Keywords:wounds and injuries of the lower extremitiesinjuries of the shaft of the femuramputations in the shaft of the femursecondary amputations in the shaft of the femur for shot injurysecondary amputations in the upper third of the shaft of the femurrecoveries after secondary amputations in the upper third of the femuramputation not performed until seven years after date of reception of injurylimb shortened four and three-fourths inchesball fractured femur at junction of middle and upper thirdsfracture united by large deposits of bone

Civil War Washington ID: med.d2e13266

TEI/XML: med.d2e13266.xml


CASE 476.—Private Jesse M. Jones, ¹ Co. K, 21st Indiana, aged 29 years, was wounded at Baton Rouge, August 5, 1862, by a musket ball, which fractured the right femur at the junction of the middle and upper thirds.
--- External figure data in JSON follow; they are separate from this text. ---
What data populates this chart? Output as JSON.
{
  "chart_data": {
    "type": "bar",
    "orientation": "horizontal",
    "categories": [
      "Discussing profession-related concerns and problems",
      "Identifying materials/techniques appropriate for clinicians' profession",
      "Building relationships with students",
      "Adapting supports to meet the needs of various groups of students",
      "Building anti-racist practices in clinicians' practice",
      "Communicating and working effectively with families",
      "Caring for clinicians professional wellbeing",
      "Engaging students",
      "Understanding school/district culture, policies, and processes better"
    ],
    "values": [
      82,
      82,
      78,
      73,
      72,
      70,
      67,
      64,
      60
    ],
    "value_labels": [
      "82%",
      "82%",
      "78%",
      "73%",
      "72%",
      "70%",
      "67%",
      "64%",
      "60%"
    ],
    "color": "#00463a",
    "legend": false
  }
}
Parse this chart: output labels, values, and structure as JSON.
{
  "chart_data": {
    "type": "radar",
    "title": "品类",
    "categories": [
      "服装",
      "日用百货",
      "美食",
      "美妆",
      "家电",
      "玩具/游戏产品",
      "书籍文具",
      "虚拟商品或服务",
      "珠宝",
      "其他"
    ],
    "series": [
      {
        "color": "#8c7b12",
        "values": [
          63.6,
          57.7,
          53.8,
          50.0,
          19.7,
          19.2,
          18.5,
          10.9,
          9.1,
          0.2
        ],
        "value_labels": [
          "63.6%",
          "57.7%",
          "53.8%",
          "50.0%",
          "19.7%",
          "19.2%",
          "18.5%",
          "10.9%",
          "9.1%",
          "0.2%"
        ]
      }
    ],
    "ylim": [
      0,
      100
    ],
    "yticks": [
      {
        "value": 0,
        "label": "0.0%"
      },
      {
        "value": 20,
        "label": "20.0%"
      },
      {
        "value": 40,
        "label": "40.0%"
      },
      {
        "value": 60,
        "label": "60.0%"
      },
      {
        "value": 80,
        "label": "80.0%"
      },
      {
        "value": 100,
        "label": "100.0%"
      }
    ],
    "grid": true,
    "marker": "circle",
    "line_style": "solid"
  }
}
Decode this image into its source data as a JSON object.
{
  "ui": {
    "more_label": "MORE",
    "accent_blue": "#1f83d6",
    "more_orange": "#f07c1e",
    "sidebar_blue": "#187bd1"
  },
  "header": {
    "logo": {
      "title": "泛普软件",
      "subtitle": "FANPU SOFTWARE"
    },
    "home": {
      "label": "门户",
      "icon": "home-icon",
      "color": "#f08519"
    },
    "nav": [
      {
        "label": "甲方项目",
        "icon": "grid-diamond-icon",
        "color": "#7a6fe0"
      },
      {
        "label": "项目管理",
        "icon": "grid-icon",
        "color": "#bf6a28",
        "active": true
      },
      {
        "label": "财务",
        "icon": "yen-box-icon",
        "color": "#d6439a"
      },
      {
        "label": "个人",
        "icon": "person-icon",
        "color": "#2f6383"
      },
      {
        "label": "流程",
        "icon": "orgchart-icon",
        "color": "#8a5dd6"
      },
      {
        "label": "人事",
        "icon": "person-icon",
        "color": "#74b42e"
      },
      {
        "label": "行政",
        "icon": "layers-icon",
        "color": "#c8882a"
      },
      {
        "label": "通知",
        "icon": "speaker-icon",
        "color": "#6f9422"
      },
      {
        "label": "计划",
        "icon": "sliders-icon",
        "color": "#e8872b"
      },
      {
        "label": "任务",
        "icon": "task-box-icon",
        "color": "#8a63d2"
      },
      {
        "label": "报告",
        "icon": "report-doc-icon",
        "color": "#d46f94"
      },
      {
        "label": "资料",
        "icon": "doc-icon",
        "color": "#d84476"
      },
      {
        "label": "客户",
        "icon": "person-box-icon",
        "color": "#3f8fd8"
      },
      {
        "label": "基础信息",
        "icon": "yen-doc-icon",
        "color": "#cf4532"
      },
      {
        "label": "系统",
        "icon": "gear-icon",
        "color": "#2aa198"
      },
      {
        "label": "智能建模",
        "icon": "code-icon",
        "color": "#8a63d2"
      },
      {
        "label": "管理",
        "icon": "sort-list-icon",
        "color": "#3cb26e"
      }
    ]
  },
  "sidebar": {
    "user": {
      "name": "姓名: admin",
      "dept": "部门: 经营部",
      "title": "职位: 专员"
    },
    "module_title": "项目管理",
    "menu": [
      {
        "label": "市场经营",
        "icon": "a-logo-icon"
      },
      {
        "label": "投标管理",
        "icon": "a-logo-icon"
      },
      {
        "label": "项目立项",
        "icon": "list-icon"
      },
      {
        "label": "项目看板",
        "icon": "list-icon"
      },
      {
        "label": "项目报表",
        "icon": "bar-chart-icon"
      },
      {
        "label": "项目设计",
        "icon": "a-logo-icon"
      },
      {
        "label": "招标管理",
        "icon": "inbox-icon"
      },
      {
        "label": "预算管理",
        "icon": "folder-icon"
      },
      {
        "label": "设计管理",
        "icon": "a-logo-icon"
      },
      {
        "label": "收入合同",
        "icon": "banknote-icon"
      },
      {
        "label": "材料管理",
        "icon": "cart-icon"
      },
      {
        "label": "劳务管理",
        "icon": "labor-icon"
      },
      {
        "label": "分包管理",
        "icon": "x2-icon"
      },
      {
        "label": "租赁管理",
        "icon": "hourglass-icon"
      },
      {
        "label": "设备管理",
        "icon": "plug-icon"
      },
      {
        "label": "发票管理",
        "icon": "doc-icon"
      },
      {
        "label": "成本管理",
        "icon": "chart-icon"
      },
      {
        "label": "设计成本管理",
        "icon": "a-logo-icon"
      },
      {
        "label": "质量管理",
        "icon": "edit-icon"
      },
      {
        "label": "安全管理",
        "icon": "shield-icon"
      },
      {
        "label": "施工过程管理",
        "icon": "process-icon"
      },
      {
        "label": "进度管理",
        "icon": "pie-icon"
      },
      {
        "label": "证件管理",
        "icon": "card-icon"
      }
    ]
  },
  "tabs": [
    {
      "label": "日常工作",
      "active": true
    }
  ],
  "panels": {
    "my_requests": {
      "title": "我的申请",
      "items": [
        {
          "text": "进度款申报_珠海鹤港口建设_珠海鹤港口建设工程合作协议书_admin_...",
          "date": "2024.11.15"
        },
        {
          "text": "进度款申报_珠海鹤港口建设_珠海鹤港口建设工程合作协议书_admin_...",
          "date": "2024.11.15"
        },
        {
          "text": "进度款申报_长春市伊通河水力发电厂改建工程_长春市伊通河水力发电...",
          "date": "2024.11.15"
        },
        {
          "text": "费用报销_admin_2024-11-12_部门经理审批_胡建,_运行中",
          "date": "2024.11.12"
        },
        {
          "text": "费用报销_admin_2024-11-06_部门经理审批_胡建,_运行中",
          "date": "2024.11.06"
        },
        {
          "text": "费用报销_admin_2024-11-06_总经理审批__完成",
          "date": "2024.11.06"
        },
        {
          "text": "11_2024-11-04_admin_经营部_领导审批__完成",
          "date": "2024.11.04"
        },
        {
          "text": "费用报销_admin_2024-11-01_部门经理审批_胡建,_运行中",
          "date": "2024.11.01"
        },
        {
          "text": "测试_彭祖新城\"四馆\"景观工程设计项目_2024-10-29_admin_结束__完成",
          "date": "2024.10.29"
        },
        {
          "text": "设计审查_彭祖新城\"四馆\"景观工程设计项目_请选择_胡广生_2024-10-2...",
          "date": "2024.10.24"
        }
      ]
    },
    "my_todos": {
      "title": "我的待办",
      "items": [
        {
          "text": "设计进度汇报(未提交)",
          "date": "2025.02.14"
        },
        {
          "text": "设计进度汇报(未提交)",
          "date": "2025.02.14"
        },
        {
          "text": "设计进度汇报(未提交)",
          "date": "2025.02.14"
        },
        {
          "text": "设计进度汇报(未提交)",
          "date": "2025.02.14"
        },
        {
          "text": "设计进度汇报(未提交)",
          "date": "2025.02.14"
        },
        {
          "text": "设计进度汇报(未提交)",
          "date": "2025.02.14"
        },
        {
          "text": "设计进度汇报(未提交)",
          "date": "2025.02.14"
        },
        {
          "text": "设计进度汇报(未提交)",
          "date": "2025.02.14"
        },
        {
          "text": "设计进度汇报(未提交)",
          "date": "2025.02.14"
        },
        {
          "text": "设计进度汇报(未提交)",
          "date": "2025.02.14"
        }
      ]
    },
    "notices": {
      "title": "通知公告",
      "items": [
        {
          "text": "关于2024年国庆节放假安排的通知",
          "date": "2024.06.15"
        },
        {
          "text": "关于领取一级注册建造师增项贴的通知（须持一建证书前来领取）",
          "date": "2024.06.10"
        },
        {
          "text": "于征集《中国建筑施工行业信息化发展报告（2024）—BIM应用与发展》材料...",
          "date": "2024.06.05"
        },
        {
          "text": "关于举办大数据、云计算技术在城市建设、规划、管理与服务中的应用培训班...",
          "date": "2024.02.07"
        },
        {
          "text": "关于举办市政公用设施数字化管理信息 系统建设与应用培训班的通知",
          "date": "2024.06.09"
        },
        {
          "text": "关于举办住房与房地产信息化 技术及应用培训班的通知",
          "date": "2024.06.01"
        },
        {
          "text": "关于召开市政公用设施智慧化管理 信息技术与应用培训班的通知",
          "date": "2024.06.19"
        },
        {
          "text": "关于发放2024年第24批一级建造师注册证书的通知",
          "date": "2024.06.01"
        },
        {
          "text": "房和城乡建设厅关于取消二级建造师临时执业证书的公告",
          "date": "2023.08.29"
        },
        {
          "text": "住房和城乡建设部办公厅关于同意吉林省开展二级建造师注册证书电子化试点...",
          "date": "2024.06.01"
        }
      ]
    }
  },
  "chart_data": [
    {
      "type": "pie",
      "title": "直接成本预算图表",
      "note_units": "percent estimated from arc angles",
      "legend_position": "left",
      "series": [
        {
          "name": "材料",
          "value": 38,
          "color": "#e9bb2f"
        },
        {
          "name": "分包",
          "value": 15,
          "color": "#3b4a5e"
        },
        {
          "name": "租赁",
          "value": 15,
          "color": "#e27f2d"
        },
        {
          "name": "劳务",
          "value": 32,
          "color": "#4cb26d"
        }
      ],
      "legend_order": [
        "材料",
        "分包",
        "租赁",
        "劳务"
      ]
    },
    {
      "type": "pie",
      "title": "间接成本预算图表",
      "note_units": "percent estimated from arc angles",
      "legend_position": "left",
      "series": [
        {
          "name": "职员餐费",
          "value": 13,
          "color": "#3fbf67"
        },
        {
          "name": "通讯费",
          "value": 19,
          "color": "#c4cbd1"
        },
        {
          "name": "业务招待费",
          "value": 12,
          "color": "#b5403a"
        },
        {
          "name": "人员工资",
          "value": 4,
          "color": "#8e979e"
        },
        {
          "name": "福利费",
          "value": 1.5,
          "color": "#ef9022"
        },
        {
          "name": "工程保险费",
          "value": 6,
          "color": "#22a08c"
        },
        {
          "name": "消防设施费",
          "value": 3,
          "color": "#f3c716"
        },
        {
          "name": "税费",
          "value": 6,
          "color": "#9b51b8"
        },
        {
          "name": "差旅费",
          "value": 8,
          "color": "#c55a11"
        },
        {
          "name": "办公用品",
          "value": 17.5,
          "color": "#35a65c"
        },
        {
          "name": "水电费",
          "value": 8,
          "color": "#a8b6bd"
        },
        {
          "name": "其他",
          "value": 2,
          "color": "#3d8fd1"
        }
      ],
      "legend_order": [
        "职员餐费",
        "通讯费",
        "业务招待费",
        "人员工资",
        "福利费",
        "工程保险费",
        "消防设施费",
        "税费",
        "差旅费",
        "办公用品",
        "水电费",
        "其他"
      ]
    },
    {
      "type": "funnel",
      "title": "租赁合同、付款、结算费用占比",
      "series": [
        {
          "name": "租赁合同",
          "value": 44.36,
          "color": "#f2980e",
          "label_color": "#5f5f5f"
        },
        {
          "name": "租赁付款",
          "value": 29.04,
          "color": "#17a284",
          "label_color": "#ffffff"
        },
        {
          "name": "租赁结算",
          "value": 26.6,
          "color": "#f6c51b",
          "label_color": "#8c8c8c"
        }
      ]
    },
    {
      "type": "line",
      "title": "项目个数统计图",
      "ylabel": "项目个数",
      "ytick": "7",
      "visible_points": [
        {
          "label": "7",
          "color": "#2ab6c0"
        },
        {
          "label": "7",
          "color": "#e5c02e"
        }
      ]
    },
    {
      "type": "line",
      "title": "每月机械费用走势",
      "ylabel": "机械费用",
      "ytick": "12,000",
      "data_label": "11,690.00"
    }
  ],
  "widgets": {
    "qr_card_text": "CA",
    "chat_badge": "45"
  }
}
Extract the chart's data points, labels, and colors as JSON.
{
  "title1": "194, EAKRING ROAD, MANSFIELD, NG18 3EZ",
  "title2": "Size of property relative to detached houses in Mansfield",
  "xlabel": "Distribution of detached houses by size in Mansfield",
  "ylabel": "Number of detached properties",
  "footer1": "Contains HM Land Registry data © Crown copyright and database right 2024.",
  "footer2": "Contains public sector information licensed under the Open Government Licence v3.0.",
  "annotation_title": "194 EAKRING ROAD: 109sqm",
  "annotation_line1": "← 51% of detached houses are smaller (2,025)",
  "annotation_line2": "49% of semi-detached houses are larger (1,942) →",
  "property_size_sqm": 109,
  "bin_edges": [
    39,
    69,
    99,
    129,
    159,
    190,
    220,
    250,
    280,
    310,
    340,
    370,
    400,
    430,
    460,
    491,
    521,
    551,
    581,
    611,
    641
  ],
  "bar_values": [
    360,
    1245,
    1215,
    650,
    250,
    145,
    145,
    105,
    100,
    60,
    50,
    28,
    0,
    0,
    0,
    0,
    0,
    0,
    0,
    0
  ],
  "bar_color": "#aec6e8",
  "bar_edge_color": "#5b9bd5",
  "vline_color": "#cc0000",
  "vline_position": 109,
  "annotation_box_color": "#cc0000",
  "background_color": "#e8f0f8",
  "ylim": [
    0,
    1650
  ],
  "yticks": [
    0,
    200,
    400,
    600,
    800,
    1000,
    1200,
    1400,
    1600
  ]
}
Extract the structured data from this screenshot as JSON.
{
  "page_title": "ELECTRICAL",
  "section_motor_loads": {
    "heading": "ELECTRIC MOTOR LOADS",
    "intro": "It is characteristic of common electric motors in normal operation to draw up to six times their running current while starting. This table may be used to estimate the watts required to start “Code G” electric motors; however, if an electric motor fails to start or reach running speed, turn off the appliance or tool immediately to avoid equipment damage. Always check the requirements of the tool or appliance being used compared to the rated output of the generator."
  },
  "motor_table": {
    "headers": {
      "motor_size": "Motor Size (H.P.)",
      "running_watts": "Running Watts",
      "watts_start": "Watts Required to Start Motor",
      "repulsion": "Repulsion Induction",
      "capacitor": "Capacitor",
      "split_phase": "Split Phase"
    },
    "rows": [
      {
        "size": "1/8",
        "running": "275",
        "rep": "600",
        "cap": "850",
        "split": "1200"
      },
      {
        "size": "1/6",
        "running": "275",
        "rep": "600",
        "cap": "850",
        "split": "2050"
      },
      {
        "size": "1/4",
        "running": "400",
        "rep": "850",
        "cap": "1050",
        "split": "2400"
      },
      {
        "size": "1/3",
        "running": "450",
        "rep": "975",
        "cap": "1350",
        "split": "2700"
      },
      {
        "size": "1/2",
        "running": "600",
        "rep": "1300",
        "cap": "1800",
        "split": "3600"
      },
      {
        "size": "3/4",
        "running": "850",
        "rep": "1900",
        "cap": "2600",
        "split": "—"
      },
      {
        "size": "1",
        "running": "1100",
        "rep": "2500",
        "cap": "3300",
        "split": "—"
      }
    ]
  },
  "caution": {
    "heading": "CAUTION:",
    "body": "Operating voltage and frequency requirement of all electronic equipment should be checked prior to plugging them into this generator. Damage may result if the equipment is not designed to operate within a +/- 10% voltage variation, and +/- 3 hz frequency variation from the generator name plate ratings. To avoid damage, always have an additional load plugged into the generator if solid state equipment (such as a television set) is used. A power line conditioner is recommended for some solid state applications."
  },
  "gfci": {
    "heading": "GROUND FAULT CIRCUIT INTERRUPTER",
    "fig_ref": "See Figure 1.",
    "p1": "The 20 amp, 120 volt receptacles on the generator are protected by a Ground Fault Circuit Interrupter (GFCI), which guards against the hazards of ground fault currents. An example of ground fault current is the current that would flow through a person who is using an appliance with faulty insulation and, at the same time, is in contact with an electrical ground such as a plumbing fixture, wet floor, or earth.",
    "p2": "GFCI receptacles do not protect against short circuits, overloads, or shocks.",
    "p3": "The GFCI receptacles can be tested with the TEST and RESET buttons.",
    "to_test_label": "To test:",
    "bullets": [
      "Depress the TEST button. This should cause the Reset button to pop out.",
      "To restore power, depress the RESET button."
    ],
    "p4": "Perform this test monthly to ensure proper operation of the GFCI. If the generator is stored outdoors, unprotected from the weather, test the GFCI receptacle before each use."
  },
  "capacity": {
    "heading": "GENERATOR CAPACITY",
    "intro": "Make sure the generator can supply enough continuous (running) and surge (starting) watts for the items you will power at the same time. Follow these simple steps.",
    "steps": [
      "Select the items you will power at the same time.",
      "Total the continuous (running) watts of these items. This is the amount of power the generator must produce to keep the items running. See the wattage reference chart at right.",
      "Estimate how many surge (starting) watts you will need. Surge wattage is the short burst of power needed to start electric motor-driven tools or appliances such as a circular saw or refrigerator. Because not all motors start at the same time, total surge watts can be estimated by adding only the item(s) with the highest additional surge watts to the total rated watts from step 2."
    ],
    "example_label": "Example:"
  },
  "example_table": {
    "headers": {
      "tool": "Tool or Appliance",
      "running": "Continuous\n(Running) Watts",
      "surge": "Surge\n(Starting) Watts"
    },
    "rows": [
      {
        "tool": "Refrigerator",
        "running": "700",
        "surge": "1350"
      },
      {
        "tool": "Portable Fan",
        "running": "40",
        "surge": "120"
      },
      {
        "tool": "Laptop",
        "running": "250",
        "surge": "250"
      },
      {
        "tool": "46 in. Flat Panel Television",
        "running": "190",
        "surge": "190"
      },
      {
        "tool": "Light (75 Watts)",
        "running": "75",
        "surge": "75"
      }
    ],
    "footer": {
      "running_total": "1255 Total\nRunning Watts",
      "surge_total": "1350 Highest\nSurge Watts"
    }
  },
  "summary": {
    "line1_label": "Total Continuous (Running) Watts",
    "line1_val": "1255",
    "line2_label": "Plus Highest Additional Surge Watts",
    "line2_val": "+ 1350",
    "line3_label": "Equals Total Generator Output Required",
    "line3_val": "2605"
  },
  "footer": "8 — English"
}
He was taken to the regimental hospital, remained there one day, and was then sent on a hospital transport to New Orleans, the limb meanwhile being supported by bandages and pillows. On arrival, August 7th, he was admitted to the St. James Hospital, where a long splint was applied, seventeen days after the reception of the wound. He was discharged April 15, 1863, and pensioned. On November 14, 1866, Examining Surgeon W. J. Hoadley, of Danville, Indiana, reports: "The wound still unhealed, fracture had united by large deposits of bone; limb shortened four and three-fourths inches." In January, 1869, he entered Providence Hospital, Washington; and, on the 23d, Dr. D. W. Bliss, late Surgeon U. S. V., amputated the thigh in the upper third by the antero-posterior​flap method. The pathological specimen was presented to the Army Medical Museum by the operator. It is No. 5558 of the Surgical Section (FIG. 196), and shows great deformity, with exfoliations on posterior aspect, and a fragment of lead imbedded in the callus. On March 9, 1869, Jones visited the Museum, when his photograph (A. M. M. Card Photographs, Vol. I, p. 27) was taken, a copy of which is shown in the wood-cut (FIG. 197). His pension was paid December 4, 1879.


¹ An account of the case has been published in Circular No. 3, Surgeon General's Office, Washington, 1871, p. 209.

FIG. 196.—Right femur fractured at junction of upper and middle thirds. Spec. 5558.
FIG. 197.—Appearance of the stump six weeks after operation. [From a photograph.]